🤖 AI Summary
This work addresses the challenge of unreliable absolute reward signals in subjective and unverifiable domains, where conventional pointwise reward modeling struggles to provide consistent supervision. To overcome this limitation, the authors propose an alternating training framework that jointly optimizes a scoring criterion generator and a discriminator conditioned on the generated criteria, using only pairwise preference data. The approach innovatively incorporates probabilistic scoring rules to mitigate ties and integrates stage-specific preference rewards with an alternating GRPO strategy to enable efficient and stable training of pointwise evaluators.
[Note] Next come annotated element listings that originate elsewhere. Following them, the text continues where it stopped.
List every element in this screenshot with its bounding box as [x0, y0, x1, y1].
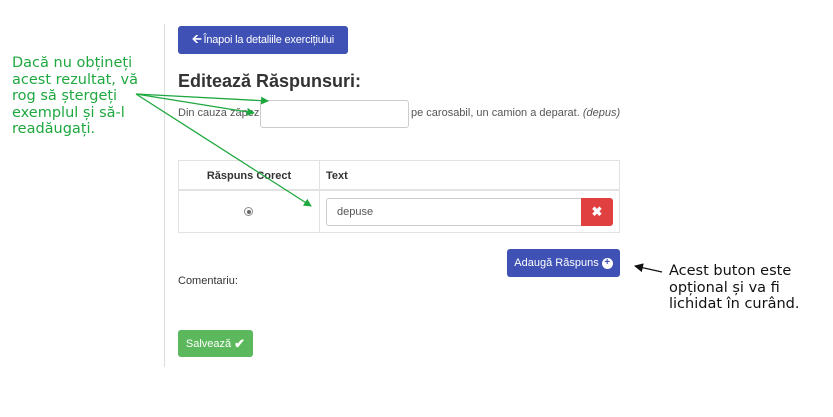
add-answer-button[interactable]: Adaugă Răspuns +: [507, 249, 620, 277]
sentence-after-gap: pe carosabil, un camion a deparat. (depu…: [411, 107, 620, 119]
delete-answer-button[interactable]: ✖: [581, 198, 613, 226]
correct-answer-radio[interactable]: [244, 207, 253, 216]
annotation-note-green: Dacă nu obțineți acest rezultat, vă rog …: [12, 55, 138, 137]
save-button[interactable]: Salvează ✔: [178, 330, 253, 357]
answers-table: Răspuns Corect Text depuse ✖: [178, 160, 620, 233]
page-title: Editează Răspunsuri:: [178, 71, 362, 91]
arrow-to-add-button: [634, 263, 663, 273]
back-to-exercise-button[interactable]: 🡨 Înapoi la detaliile exercițiului: [178, 26, 348, 54]
arrow-to-title: [135, 93, 269, 105]
add-answer-label: Adaugă Răspuns: [514, 257, 599, 269]
answer-hint: (depus): [582, 107, 621, 119]
save-button-label: Salvează: [185, 337, 232, 350]
gap-input[interactable]: [260, 100, 409, 128]
annotation-note-black: Acest buton este opțional și va fi lichi…: [669, 263, 800, 312]
arrow-left-icon: 🡨: [191, 31, 202, 46]
plus-circle-icon: +: [601, 257, 613, 269]
back-button-label: Înapoi la detaliile exercițiului: [203, 34, 335, 46]
sentence-before-gap: Din cauza zăpezii: [178, 107, 265, 119]
comment-label: Comentariu:: [178, 275, 238, 287]
times-icon: ✖: [591, 204, 603, 219]
column-header-correct: Răspuns Corect: [206, 170, 292, 182]
answer-text-input[interactable]: depuse: [326, 198, 582, 226]
panel-divider: [164, 24, 165, 367]
sentence-after-text: pe carosabil, un camion a deparat.: [411, 107, 580, 119]
check-icon: ✔: [234, 335, 246, 351]
table-column-divider: [319, 161, 320, 232]
column-header-text: Text: [326, 170, 348, 182]
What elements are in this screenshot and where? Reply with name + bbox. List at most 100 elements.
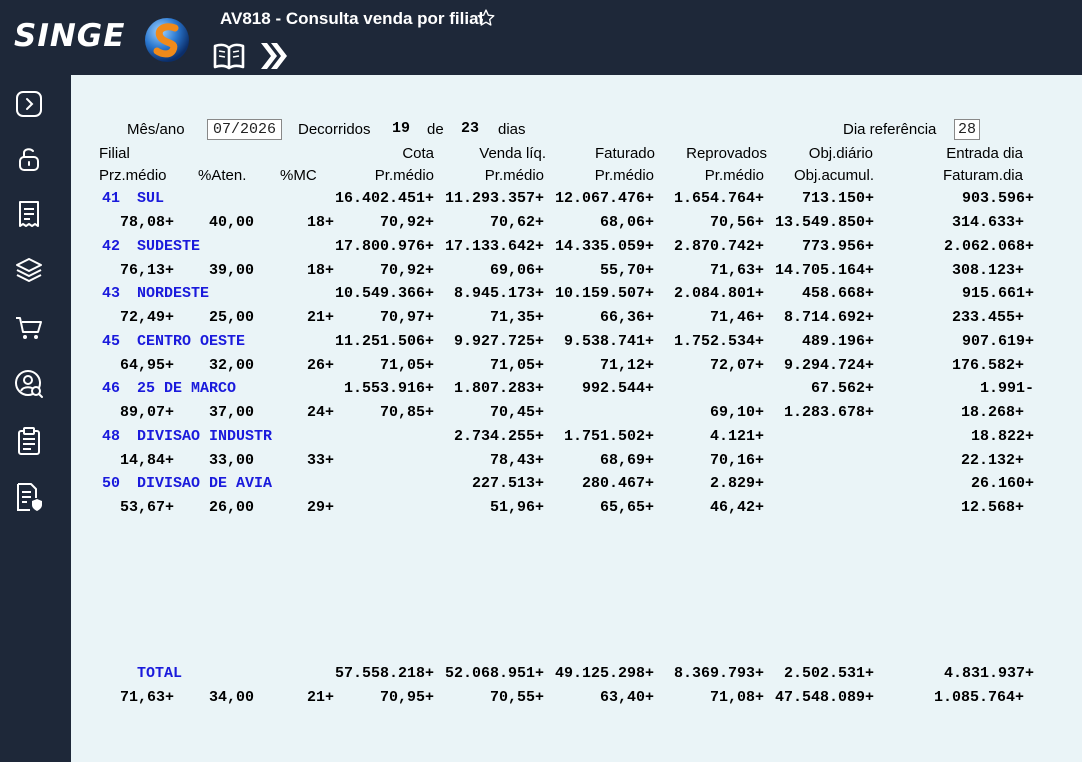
filial-code-link[interactable]: 45 bbox=[102, 333, 120, 350]
reprovados-cell: 1.752.534+ bbox=[673, 333, 764, 350]
pr-medio-4-cell: 71,63+ bbox=[709, 262, 764, 279]
pr-medio-3-cell: 68,06+ bbox=[599, 214, 654, 231]
secure-document-icon[interactable] bbox=[14, 482, 44, 512]
unlock-icon[interactable] bbox=[14, 144, 44, 174]
filial-name-link[interactable]: CENTRO OESTE bbox=[137, 333, 245, 350]
col-venda-liq: Venda líq. bbox=[479, 145, 546, 162]
prz-medio-cell: 53,67+ bbox=[119, 499, 174, 516]
window-title: AV818 - Consulta venda por filial bbox=[220, 9, 484, 28]
pr-medio-3-cell: 71,12+ bbox=[599, 357, 654, 374]
cota-cell: 11.251.506+ bbox=[334, 333, 434, 350]
layers-icon[interactable] bbox=[14, 255, 44, 285]
expand-icon[interactable] bbox=[14, 89, 44, 119]
aten-cell: 39,00 bbox=[208, 262, 254, 279]
prz-medio-cell: 78,08+ bbox=[119, 214, 174, 231]
pr-medio-4-cell: 70,16+ bbox=[709, 452, 764, 469]
logo-ball-icon bbox=[145, 18, 189, 62]
filial-code-link[interactable]: 42 bbox=[102, 238, 120, 255]
filial-name-link[interactable]: SUDESTE bbox=[137, 238, 200, 255]
filial-name-link[interactable]: SUL bbox=[137, 190, 164, 207]
col-obj-acumul: Obj.acumul. bbox=[793, 167, 874, 184]
faturado-cell: 14.335.059+ bbox=[554, 238, 654, 255]
obj-diario-cell: 67.562+ bbox=[810, 380, 874, 397]
filial-name-link[interactable]: 25 DE MARCO bbox=[137, 380, 236, 397]
pr-medio-4-cell: 69,10+ bbox=[709, 404, 764, 421]
pr-medio-2-cell: 51,96+ bbox=[489, 499, 544, 516]
col-filial: Filial bbox=[99, 145, 130, 162]
cota-cell: 1.553.916+ bbox=[343, 380, 434, 397]
mc-cell: 21+ bbox=[306, 689, 334, 706]
aten-cell: 26,00 bbox=[208, 499, 254, 516]
pr-medio-2-cell: 71,05+ bbox=[489, 357, 544, 374]
mc-cell: 18+ bbox=[306, 214, 334, 231]
col-faturam-dia: Faturam.dia bbox=[942, 167, 1023, 184]
aten-cell: 32,00 bbox=[208, 357, 254, 374]
cota-cell: 16.402.451+ bbox=[334, 190, 434, 207]
faturam-dia-cell: 314.633+ bbox=[951, 214, 1024, 231]
faturado-cell: 49.125.298+ bbox=[554, 665, 654, 682]
venda-cell: 17.133.642+ bbox=[444, 238, 544, 255]
pr-medio-1-cell: 70,92+ bbox=[379, 262, 434, 279]
col-prz-medio: Prz.médio bbox=[99, 167, 167, 184]
receipt-icon[interactable] bbox=[14, 199, 44, 229]
main-content: Mês/ano 07/2026 Decorridos 19 de 23 dias… bbox=[71, 75, 1082, 762]
pr-medio-2-cell: 78,43+ bbox=[489, 452, 544, 469]
dia-referencia-field[interactable]: 28 bbox=[954, 119, 980, 140]
entrada-cell: 903.596+ bbox=[961, 190, 1034, 207]
dias-label: dias bbox=[498, 121, 526, 138]
favorite-star-icon[interactable] bbox=[476, 8, 496, 28]
open-book-icon[interactable] bbox=[212, 41, 246, 71]
pr-medio-3-cell: 63,40+ bbox=[599, 689, 654, 706]
mes-ano-field[interactable]: 07/2026 bbox=[207, 119, 282, 140]
cota-cell: 57.558.218+ bbox=[334, 665, 434, 682]
faturam-dia-cell: 18.268+ bbox=[960, 404, 1024, 421]
filial-code-link[interactable]: 48 bbox=[102, 428, 120, 445]
filial-code-link[interactable]: 46 bbox=[102, 380, 120, 397]
pr-medio-1-cell: 70,95+ bbox=[379, 689, 434, 706]
prz-medio-cell: 89,07+ bbox=[119, 404, 174, 421]
filial-name-link[interactable]: DIVISAO DE AVIA bbox=[137, 475, 272, 492]
pr-medio-3-cell: 68,69+ bbox=[599, 452, 654, 469]
filial-code-link[interactable]: 50 bbox=[102, 475, 120, 492]
de-label: de bbox=[427, 121, 444, 138]
obj-diario-cell: 489.196+ bbox=[801, 333, 874, 350]
col-obj-diario: Obj.diário bbox=[808, 145, 873, 162]
pr-medio-2-cell: 70,62+ bbox=[489, 214, 544, 231]
mc-cell: 29+ bbox=[306, 499, 334, 516]
mc-cell: 24+ bbox=[306, 404, 334, 421]
pr-medio-3-cell: 66,36+ bbox=[599, 309, 654, 326]
obj-acumul-cell: 47.548.089+ bbox=[774, 689, 874, 706]
pr-medio-1-cell: 70,85+ bbox=[379, 404, 434, 421]
user-search-icon[interactable] bbox=[14, 369, 44, 399]
decorridos-value: 19 bbox=[392, 120, 411, 137]
prz-medio-cell: 76,13+ bbox=[119, 262, 174, 279]
col-pr-medio-3: Pr.médio bbox=[594, 167, 654, 184]
aten-cell: 34,00 bbox=[208, 689, 254, 706]
entrada-cell: 915.661+ bbox=[961, 285, 1034, 302]
col-pr-medio-4: Pr.médio bbox=[704, 167, 764, 184]
cart-icon[interactable] bbox=[14, 313, 44, 343]
total-label: TOTAL bbox=[137, 665, 183, 682]
aten-cell: 33,00 bbox=[208, 452, 254, 469]
double-chevron-right-icon[interactable] bbox=[258, 40, 290, 72]
decorridos-label: Decorridos bbox=[298, 121, 371, 138]
venda-cell: 52.068.951+ bbox=[444, 665, 544, 682]
sidebar bbox=[0, 75, 71, 762]
venda-cell: 9.927.725+ bbox=[453, 333, 544, 350]
pr-medio-3-cell: 55,70+ bbox=[599, 262, 654, 279]
prz-medio-cell: 71,63+ bbox=[119, 689, 174, 706]
pr-medio-4-cell: 71,08+ bbox=[709, 689, 764, 706]
filial-code-link[interactable]: 43 bbox=[102, 285, 120, 302]
total-days-value: 23 bbox=[461, 120, 480, 137]
col-cota: Cota bbox=[402, 145, 434, 162]
top-bar: SINGE AV818 - Consulta venda por filial bbox=[0, 0, 1082, 75]
filial-name-link[interactable]: NORDESTE bbox=[137, 285, 209, 302]
entrada-cell: 1.991- bbox=[979, 380, 1034, 397]
filial-name-link[interactable]: DIVISAO INDUSTR bbox=[137, 428, 272, 445]
filial-code-link[interactable]: 41 bbox=[102, 190, 120, 207]
clipboard-icon[interactable] bbox=[14, 426, 44, 456]
faturam-dia-cell: 1.085.764+ bbox=[933, 689, 1024, 706]
aten-cell: 37,00 bbox=[208, 404, 254, 421]
faturado-cell: 10.159.507+ bbox=[554, 285, 654, 302]
entrada-cell: 4.831.937+ bbox=[943, 665, 1034, 682]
Experimental results demonstrate that the proposed method significantly outperforms baseline approaches in reward modeling accuracy and consistently enhances downstream policy post-training performance.
📝 Abstract
Pointwise reward modeling offers critical signals for LLM post-training, yet struggles with absolute scoring in subjective, non-verifiable settings. Rubric-based methods address this by decomposing evaluation into explicit criteria, but existing approaches typically depend on frontier LLMs and suffer from ties caused by hard Boolean aggregation. We present RUBRIC-ARROW, an alternating framework that jointly trains a rubric generator and a rubric-conditioned judge, with its RL stage using only pairwise preference data. Our method couples a probability-based scoring rule that reduces ties with phase-specific preference-based rewards and an alternating GRPO scheme that together train the pointwise evaluator. Extensive experiments show that RUBRIC-ARROW achieves competitive reward-modeling accuracy and yields consistent gains for downstream policy post-training.